As an initial investigation, the maximum concentration was chosen so as to maximize the potential of the pGNPs to increase the radiation dose while incurring tolerable toxicity. Therefore, 50 µg/ml was selected for further studies.

The statistically significant further reduction in survival fraction in both irradiation energies when treated with pGNP indicates that there is synergy between radiation and pGNPs. While direct comparison of research is difficult, similar levels of enhancement has been achieved previously with mice colorectal adenocarcinoma CT26 cells using smaller GNPs (6.1 nm) and the same radiation energies.7 An approximately 20–35% local enhancement of radiation dose potentially translates to a worthwhile contribution to radiotherapy treatment.

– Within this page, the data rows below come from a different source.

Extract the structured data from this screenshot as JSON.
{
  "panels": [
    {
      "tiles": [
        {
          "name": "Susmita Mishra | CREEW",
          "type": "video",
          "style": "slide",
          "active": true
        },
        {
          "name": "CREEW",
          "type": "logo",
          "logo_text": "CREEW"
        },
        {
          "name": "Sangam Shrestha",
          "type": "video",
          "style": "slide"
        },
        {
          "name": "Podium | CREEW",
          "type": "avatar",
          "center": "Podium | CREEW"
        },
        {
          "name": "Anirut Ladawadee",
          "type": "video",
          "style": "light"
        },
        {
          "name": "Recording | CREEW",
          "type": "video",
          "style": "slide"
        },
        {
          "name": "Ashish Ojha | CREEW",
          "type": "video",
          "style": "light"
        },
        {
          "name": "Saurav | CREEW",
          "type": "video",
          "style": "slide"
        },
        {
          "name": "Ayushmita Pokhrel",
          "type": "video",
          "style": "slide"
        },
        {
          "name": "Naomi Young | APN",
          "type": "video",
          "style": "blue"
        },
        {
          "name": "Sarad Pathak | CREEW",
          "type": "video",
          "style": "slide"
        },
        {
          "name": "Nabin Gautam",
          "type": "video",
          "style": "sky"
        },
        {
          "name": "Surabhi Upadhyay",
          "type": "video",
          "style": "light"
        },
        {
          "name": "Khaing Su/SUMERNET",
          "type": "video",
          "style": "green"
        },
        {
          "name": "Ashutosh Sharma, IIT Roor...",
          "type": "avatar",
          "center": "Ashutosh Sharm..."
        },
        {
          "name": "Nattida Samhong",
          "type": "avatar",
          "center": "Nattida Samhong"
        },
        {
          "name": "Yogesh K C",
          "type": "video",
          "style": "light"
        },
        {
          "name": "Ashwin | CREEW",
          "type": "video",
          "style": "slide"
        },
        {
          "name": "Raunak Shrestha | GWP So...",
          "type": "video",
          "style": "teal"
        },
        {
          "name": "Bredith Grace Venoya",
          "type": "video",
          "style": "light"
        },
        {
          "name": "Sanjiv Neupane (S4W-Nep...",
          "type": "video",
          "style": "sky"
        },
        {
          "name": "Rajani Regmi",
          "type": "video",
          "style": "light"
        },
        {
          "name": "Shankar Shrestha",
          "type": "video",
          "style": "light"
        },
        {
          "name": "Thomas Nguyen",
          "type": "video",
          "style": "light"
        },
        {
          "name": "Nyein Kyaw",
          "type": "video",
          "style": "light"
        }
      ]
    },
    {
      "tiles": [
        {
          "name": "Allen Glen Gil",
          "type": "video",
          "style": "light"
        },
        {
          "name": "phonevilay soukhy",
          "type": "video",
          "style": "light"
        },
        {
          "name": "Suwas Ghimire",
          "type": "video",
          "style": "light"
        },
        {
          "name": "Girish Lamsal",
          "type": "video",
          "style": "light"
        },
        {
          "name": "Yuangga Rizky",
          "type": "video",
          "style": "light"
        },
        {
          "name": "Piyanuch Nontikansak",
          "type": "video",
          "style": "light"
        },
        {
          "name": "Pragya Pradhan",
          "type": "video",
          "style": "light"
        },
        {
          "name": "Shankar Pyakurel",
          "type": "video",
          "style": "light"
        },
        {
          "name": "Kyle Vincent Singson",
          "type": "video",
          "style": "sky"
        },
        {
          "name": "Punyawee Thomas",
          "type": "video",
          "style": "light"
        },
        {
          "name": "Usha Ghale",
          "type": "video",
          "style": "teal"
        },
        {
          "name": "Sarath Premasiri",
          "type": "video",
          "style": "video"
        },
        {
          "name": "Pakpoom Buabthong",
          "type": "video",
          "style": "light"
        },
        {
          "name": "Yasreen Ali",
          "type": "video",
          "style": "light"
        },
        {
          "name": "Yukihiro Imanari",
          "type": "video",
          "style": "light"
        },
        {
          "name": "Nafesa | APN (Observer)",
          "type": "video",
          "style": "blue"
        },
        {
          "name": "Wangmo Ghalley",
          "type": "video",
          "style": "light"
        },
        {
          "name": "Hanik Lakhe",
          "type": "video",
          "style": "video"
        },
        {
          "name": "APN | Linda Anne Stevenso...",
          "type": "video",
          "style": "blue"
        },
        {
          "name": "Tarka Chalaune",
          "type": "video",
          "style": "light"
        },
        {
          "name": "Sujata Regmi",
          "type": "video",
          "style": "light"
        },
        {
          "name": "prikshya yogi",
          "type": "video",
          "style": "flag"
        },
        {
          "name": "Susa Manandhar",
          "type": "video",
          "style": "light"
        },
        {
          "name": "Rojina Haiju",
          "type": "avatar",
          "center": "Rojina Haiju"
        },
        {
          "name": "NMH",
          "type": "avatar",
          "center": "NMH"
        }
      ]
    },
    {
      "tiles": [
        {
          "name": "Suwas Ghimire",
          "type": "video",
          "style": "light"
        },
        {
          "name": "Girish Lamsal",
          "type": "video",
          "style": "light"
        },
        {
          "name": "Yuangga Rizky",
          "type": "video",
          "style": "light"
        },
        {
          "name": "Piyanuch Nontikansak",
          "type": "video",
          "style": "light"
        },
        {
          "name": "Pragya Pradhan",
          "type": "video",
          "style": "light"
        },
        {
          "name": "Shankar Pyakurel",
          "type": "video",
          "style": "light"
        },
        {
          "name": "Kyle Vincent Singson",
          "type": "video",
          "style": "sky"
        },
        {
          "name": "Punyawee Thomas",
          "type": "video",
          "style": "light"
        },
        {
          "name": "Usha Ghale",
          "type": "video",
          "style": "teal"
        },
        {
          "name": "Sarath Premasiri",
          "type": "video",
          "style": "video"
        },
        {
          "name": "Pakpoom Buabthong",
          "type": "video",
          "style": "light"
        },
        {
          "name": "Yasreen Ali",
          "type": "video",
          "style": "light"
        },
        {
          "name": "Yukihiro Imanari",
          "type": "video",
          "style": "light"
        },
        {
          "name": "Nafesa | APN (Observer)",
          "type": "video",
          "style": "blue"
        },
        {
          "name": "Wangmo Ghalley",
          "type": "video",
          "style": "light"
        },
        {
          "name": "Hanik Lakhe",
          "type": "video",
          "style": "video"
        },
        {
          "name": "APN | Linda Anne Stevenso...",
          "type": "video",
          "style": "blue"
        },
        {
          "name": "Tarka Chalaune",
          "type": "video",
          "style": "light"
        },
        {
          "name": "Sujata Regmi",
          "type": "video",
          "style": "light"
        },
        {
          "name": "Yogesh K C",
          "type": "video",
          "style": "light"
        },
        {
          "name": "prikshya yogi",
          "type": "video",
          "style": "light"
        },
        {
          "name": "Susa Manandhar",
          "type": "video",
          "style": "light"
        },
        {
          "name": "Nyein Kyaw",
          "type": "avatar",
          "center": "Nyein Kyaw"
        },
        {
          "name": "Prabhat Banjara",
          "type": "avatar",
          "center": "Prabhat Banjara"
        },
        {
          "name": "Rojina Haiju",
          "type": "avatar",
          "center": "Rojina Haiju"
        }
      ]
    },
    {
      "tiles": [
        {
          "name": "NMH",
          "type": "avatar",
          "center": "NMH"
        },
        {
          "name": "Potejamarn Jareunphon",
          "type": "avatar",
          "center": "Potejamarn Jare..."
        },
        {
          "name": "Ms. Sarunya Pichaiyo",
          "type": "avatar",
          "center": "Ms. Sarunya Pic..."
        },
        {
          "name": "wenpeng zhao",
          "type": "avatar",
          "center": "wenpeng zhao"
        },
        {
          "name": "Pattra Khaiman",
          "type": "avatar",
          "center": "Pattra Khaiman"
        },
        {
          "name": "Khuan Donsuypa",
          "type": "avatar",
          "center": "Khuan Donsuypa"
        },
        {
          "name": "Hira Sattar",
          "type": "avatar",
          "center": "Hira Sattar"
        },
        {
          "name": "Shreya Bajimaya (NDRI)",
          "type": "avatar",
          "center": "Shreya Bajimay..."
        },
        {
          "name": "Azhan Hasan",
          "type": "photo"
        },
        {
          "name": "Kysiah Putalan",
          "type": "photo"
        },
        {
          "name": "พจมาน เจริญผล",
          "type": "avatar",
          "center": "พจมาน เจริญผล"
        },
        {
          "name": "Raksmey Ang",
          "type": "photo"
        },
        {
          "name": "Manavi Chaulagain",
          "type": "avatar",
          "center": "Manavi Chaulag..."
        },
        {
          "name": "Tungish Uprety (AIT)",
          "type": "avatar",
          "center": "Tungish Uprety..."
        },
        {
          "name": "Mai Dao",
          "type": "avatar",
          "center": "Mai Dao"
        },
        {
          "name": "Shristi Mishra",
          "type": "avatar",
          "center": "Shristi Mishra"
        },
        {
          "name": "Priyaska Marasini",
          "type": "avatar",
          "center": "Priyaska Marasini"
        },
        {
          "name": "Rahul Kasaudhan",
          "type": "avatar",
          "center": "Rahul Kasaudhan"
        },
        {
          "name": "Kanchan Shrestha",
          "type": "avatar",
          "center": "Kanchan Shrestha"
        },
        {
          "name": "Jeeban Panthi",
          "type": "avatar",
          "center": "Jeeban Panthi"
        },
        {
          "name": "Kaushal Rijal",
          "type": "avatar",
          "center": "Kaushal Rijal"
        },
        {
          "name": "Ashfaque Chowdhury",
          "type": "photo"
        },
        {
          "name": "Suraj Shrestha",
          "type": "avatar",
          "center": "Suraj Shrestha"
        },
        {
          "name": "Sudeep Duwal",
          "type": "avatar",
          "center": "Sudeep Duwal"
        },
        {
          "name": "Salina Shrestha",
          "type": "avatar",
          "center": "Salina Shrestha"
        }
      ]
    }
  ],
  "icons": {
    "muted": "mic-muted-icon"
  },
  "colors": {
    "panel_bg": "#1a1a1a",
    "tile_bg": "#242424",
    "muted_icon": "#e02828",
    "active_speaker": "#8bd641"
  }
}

Following this initial study, it would be necessary to gain knowledge of the localization and the aggregation behavior of the GNPs in the cells. It is likely that the aggregation characteristics within cells would largely affect both the toxicity and dose enhancement potential of the GNPs. Therefore, this knowledge would be essential in discovering why enhancement and toxicity appear to differ between cells as well as how to maximize the synergy between radiation and GNPs. We are currently performing modeling studies to evaluate the effect of aggregation on dose enhancement.

Conclusions

We have shown that our PEGylated GNP (pGNP) formulation is nontoxic in LOVO cells up to concentrations of 10 µg/ml. Concentrations of 25 and 50 µg/ml were able to lower cell proliferation in 2D culture. Similar to previous studies, the cells grown in 3D cultures were more resilient, with toxicity observed only at 50 and 100 µg/ml. Interestingly, the cells appear to contract and cluster together in the presence of toxins, which we propose to be a defensive mechanism of the cells to minimize exposure. Ultimately, we demonstrated synergistic effects of pGNPs with both kilo‐voltage and mega‐voltage radiation in LOVO colon cancer cells. We achieved approximately 20–35% increase in cytotoxicity from x‐rays, which suggest great potential for the use of GNPs in radiotherapy.